BRAHMS: Symphony No. 3; Serenade No. 2 – Iván Fischer – Channel Classics

by | Jun 8, 2021 | CD+DVD | 0 comments

BRAHMS: Symphony No. 3 in F Major, Op. 90; Serenade No. 2 in A Major, Op. 16 – Budapest Festival Orchestra/ Iván Fischer – Channel Classics CCS SA 43821 (4/3/21) 68:13 [Distr. by PIAS] ****:

The ambiguous energies of the Brahms 1883 Third Symphony first came to me via Bruno Walter, who nurtured its Viennese traits for lyricism and muscular drama, with its last movement evocations of the Beethoven Fifth. Brahms sets his motion with a constant shift between A natural and A-flat, so that the work’s opening, Allegro con brio, cannot quite decide on the key as F Major or F Minor, despite the motto F-A-F, that is supposed to point us to frei aber froh, “free but happy,” in a manner reminiscent of Schumann’s anagrams. Iván Fischer, too, realizes the music as an emotional tug of war between optimistic and dire impulses, classical restraint and romantic ardor or agony, as is the case. At times more marcato in his tempo than for my liking, Fischer also injects great, passionate girth into the performance, as the first movement repeat and his yearning coda to the C Major second movement, Andante, testify. Clara Schumann herself recognized the emotional unity of the symphony, calling it “of one piece, one beat of the heart.’
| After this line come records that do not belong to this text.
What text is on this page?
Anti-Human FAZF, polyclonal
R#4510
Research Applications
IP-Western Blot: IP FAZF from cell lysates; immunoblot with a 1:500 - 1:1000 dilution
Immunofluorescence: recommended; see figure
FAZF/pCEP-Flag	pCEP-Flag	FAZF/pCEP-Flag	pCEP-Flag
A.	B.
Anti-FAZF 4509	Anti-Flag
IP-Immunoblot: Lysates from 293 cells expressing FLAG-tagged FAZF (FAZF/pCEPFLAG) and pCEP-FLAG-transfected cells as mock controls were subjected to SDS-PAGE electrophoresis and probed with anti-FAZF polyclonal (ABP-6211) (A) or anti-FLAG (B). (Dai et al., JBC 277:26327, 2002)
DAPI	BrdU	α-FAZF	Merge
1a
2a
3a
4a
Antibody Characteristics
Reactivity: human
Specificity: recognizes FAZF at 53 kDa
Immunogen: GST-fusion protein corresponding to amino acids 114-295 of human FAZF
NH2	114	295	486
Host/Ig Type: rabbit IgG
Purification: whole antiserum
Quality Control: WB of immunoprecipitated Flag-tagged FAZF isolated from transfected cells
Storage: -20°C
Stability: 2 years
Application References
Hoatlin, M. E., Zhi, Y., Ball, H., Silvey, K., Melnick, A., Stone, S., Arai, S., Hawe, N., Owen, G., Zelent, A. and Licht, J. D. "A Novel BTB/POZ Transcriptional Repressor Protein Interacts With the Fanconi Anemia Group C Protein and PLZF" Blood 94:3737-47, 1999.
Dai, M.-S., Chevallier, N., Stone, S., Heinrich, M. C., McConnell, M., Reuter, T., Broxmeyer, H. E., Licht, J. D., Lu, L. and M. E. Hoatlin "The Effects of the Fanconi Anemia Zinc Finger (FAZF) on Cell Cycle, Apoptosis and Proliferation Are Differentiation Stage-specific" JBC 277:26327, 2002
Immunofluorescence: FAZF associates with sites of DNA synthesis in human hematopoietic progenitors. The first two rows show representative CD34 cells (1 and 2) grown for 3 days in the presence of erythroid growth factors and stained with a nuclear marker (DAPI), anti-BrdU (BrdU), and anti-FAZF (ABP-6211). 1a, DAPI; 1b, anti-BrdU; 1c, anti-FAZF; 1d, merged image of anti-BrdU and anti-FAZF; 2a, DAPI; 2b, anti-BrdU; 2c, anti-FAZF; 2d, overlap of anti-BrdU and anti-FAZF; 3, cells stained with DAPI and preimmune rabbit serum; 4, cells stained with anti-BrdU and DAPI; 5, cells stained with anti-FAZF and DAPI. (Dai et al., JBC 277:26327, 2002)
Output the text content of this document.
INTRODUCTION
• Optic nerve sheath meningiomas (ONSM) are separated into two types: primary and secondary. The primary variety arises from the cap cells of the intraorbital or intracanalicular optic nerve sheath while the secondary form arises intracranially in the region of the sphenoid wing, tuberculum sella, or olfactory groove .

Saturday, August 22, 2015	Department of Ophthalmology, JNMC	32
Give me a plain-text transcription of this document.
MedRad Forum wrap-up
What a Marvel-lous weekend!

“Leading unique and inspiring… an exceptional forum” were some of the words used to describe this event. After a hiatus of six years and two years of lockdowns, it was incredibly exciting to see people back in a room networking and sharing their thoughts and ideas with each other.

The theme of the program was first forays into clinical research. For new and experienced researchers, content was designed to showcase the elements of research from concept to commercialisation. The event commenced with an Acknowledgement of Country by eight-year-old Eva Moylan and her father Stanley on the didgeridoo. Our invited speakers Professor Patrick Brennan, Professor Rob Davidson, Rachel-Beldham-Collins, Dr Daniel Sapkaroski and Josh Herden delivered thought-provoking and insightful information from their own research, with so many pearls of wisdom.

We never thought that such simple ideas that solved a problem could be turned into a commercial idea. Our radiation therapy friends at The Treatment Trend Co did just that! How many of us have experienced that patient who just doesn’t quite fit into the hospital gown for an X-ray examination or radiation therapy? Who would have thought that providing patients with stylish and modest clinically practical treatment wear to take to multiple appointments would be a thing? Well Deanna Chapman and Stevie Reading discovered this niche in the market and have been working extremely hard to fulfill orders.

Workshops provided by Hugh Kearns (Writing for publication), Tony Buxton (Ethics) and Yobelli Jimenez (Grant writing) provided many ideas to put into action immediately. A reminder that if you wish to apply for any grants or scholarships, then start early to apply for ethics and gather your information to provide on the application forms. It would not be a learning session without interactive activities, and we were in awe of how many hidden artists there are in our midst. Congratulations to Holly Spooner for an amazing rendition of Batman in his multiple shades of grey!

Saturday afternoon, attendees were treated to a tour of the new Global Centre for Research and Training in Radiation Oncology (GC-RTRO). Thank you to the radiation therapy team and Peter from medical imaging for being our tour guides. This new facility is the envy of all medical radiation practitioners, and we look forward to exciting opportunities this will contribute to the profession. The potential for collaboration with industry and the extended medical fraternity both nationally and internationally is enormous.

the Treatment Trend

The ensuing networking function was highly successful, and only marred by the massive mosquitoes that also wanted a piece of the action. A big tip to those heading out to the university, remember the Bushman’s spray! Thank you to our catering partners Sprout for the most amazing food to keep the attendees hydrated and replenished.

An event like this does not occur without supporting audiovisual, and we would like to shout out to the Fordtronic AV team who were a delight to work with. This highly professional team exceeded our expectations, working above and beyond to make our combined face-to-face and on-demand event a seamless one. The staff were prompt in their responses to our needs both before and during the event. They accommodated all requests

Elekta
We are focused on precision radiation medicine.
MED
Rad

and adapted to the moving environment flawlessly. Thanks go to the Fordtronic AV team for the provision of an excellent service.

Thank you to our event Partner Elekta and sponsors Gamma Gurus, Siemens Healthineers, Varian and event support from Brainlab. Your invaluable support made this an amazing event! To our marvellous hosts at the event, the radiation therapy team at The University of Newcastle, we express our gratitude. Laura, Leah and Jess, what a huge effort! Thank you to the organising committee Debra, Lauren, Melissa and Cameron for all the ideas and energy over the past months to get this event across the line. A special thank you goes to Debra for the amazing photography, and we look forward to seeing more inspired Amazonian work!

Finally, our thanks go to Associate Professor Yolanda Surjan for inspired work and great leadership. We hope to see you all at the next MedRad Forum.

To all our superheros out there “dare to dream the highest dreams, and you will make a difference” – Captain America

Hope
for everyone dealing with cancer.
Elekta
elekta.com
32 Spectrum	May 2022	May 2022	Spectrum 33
The C Minor Poco allegretto in 3/8 has that romantic and waltz-like, elegiac beauty that belies the notion of Brahms as a mere purveyor of academic formalism. Fischer’s cellos and solo French horn convey much of the Black Forest in their warm evocations of bucolic consolation. Fischer makes a point in his opening of the last movement, Allegro, to capture the F Minor tonality in its Phrygian coloration. If the cyclical impulse from the Andante’s theme were not enough to signal the Brahms penchant for internal unity, he beckons the rhythmic kernel of the Beethoven Fifth to seal his reliance on a pervasive economy of musical means. The dissipation of the opening theme of the symphony into quietly sedate, “Wagnerian” Rhine figurations says something of the Brahms capacity for novelty as well as substantive transformation. 

Portrait of Johannes Brahms

Johannes Brahms

Fischer complements his late symphonic work with the second of the Serenades, that in A Major, Brahms wrote between 1859-1860, scoring his five-movement Op. 16 for woodwinds and low strings without violins, a foil to his sunny D Major Serenade of 1858. At the court of Detmold, the capital of the Lippe principality, Brahms had his first real access to symphonic forces in his long and arduous, personal journey to symphony writing. The scoring for relatively modest forces invokes comparisons with Haydn and Mozart divertimentos and cassations. The Brahms formula of triplets in duple meter makes its presence felt, Allegro moderato, in Fischer’s warm ensemble. Kudos to the Budapest Festival oboe for a sweet transition back to A Major. 

The ensuing Scherzo: Vivace, quite makes us think Dvorak has penned this virile, three-minute ball of energy. Do we recognize that Brahms chooses his A Minor slow movement, Adagio non troppo, to take the antique form of a passacaglia based on his first movement theme? The music retains its lyricism, even in the midst of its polyphonic erudition, a feat Brahms will repeat much later in his Fourth Symphony. The music will have moved into the relative C Major while establishing this dark nocturne as the heart of the matter. The D Major fourth movement Brahms marks as Quasi menuetto, perhaps a moment of irony in opposition to its duple meter. A touch of Romantic mystery pervades the Fischer realization of this haunted music, which first impressed me under the baton of Arturo Toscanini in a live broadcast. The collaboration of oboe and low strings here from Fischer proves admirably captivating. The last movement, a robustly virile hunting motif, Rondo: Allegro, makes the piccolo and oboe join the violas and winds for a gallop interspersed with touches of nostalgia. By way of historical context, Clara Schumann became enamored of the third movement to play it in her own piano arrangement. You might find yourself doing much the same by way of this recording, lovingly produced by Jared Sacks.